I'd love to take that training and make it more readily accessible. One of the things I'm doing is taking a major piece of the didactic training that I do and puttin it online so that everybody can do it whether they want to do it on their couch or in the ambulance at 3:00 AM in the morning so they can review the basics in the environment that's somewhat friendly and get people to be more comfortable about it.
When there's an opportunity for improvement we try to make it known, such as doing impromptu visits at a base with the mobile simulator unit. We have a portable environment to review stuff and give them an opportunity to learn, or on a one-to-one basis say, "Hey, this is what I had trouble with," and get them the specific help they need. It's a combination of challenging patients, equipment failure (which is rare) and operator error. Because if you haven't used a piece of equipment for six months, you're likely not going to be very good at it. If you haven't seen a person who is sick like this, needed this piece of equipment, or you haven't touched this thing in a year, there's no way you're going to be good at it. It's not fair to anyone, including yourself and the patient.
Q: Anything else you want to add about what's coming next for you?
JB: I'm still doing a lot of training stuff. I'm hoping to be closer to home as I've done a lot of national and a small amount of international travel for training, and I'm getting tired of airports, so maybe I'll have more time to do these things once I get closer to home. On average I work between 15-20 hours a week, and considering I don't have a lot of free time, it's a fair amount. I'm also doing some teaching for CMTI as well.
I'd love to see for additional relationships between the EMS folks and the hospitals to continually develop. There are more opportunities for paramedics to evolve as clinicians after they've completed their training and to open up new ideas and new responsibilities, whether it's a trial with a new piece of equipment or relationship building. I would love to see some skill maintenance by crews getting in the operating room on an annual basis, to work with anesthesia to provide airways, to get into the catheterization lab so they can learn more about different interventions that are available to patients who have cardiac events. We've had some interactions with new procedures to take care of stroke patients with the folks at Boston Medical Center. I think those relationships are huge and I'd like to see those developed even further. There are a lot of smart people out there. If we could use those relationships, leverage them to help the delivery and service to the community, it would be amazing.

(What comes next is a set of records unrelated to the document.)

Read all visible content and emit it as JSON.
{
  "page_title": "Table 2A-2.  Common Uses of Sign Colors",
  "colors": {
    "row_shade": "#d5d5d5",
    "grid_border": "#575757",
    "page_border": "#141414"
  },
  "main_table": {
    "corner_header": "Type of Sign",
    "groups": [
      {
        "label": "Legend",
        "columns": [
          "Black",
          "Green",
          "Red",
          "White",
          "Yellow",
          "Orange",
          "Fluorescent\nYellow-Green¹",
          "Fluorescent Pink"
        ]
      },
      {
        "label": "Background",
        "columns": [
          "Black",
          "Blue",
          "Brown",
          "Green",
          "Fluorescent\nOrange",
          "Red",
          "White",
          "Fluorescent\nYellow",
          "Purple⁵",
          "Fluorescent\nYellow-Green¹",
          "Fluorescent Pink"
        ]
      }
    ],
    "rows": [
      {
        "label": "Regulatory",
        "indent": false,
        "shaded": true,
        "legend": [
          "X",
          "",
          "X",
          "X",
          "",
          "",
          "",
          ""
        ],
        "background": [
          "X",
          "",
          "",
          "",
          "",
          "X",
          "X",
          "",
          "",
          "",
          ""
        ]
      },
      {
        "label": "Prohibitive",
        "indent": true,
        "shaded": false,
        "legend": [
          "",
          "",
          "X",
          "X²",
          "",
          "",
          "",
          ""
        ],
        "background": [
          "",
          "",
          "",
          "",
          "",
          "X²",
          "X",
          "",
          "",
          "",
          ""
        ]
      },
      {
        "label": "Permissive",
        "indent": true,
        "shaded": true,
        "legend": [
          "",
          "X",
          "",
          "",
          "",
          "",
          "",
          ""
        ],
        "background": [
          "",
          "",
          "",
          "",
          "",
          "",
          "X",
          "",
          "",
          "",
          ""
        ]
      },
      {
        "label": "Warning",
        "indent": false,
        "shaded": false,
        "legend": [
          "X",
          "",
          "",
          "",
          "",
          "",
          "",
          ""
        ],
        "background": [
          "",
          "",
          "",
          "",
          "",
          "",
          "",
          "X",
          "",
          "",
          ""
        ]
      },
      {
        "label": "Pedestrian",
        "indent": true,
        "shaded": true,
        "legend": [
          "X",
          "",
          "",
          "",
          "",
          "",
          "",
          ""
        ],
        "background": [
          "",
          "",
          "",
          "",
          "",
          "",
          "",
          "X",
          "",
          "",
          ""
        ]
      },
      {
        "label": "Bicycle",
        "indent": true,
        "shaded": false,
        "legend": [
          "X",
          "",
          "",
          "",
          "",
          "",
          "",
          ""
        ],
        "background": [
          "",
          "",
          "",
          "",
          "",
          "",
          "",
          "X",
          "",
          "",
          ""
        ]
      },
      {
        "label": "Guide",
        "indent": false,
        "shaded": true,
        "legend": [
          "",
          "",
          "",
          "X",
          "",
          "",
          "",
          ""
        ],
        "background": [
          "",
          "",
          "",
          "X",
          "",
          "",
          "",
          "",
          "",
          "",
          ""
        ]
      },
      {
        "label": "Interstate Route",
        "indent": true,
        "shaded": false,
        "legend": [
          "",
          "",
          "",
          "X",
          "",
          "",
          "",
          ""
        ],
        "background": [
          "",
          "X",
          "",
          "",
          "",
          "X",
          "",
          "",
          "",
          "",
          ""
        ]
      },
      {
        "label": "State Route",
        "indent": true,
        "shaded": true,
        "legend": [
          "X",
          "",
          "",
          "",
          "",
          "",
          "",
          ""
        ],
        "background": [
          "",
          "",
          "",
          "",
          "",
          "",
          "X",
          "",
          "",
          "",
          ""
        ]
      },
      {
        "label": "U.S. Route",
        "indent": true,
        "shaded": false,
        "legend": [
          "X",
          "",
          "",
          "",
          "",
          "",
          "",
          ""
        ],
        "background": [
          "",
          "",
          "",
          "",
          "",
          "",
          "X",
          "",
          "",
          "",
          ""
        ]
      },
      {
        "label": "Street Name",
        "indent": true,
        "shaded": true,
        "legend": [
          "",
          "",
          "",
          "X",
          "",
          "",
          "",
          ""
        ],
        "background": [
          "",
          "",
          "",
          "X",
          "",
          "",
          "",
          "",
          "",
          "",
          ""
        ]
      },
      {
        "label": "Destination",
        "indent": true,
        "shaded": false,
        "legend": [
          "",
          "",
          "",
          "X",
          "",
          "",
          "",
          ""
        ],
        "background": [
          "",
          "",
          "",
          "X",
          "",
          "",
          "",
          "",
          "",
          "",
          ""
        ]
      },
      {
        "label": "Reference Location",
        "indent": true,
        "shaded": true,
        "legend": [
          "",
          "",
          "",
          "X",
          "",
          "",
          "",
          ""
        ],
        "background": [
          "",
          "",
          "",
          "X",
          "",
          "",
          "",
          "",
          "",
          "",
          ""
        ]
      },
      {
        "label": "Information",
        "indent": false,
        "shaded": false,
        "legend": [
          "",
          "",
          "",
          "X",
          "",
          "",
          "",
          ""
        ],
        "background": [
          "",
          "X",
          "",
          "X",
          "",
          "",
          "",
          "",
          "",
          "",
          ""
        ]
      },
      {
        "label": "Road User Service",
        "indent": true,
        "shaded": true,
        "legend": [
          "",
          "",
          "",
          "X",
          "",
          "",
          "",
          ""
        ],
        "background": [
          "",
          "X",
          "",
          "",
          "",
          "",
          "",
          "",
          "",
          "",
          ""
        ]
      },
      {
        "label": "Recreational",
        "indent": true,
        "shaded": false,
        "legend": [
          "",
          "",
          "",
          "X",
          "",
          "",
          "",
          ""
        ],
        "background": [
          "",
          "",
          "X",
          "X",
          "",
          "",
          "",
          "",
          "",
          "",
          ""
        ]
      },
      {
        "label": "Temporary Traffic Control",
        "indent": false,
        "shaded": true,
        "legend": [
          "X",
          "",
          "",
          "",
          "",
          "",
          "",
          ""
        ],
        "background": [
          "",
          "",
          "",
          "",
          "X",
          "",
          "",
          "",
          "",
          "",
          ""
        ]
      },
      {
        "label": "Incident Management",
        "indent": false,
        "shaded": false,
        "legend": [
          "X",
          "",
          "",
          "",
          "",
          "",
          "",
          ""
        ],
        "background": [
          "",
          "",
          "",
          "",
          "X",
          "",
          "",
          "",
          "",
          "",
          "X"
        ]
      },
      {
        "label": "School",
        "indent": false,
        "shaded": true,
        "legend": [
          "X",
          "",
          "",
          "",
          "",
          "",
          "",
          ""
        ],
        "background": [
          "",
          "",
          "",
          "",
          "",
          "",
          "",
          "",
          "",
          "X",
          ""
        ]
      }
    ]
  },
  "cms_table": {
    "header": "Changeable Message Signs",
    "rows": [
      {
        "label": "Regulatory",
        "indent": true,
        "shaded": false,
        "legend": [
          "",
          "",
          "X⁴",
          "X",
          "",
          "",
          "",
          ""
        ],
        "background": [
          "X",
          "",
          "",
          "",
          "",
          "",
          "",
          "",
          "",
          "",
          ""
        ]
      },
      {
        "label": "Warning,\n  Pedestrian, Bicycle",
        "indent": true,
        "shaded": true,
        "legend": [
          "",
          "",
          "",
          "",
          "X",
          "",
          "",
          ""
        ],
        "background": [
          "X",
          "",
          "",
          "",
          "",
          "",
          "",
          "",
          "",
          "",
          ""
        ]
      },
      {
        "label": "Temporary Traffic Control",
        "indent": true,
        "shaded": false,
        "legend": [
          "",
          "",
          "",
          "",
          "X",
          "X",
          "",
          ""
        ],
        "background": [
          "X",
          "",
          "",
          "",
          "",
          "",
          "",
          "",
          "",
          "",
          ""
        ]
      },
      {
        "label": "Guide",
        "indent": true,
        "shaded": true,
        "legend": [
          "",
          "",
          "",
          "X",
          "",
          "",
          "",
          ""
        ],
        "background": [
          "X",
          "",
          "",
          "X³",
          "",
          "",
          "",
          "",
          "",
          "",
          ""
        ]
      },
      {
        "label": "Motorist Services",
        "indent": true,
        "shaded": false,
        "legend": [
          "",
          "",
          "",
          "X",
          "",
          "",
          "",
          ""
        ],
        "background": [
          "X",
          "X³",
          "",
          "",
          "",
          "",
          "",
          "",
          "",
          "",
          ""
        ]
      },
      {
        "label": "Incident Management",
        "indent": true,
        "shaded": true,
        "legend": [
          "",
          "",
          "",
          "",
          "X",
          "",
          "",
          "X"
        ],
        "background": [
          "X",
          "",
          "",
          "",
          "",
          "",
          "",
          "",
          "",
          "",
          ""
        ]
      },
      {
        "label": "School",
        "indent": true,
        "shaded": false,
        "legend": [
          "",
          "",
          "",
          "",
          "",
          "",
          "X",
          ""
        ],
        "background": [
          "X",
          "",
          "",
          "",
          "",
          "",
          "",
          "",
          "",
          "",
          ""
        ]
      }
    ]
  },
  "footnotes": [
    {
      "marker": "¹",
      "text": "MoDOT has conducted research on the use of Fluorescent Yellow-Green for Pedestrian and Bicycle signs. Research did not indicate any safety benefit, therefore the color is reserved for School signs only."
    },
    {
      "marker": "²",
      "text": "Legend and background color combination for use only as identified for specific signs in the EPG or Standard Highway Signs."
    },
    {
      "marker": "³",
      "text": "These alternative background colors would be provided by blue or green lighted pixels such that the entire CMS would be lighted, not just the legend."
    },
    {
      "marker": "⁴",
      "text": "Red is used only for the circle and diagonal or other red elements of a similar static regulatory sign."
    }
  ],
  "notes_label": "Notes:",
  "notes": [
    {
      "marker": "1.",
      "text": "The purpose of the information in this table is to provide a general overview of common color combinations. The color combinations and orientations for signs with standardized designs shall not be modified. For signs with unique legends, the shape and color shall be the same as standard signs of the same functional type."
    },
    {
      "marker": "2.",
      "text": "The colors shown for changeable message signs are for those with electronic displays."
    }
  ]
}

Some of the new procedures available are cutting edge, like removing a stroke from someone's brain in 30 minutes—they go from surgery to home in a week with little impairment. We need to know about these new options as they become available, and leverage those relationships so we learn which facilities are the best places to bring those patients. All of these hospitals are competing for patients by specialization, so it's important to know the best options of where to bring a patient. It's giving them more options because we know more about which hospital is excelling at a particular treatment or protocol. It would set Brewster Ambulance even further apart from any other provider. It'd be great to see, to have more opportunities to cultivate those relationships and even better care to patients.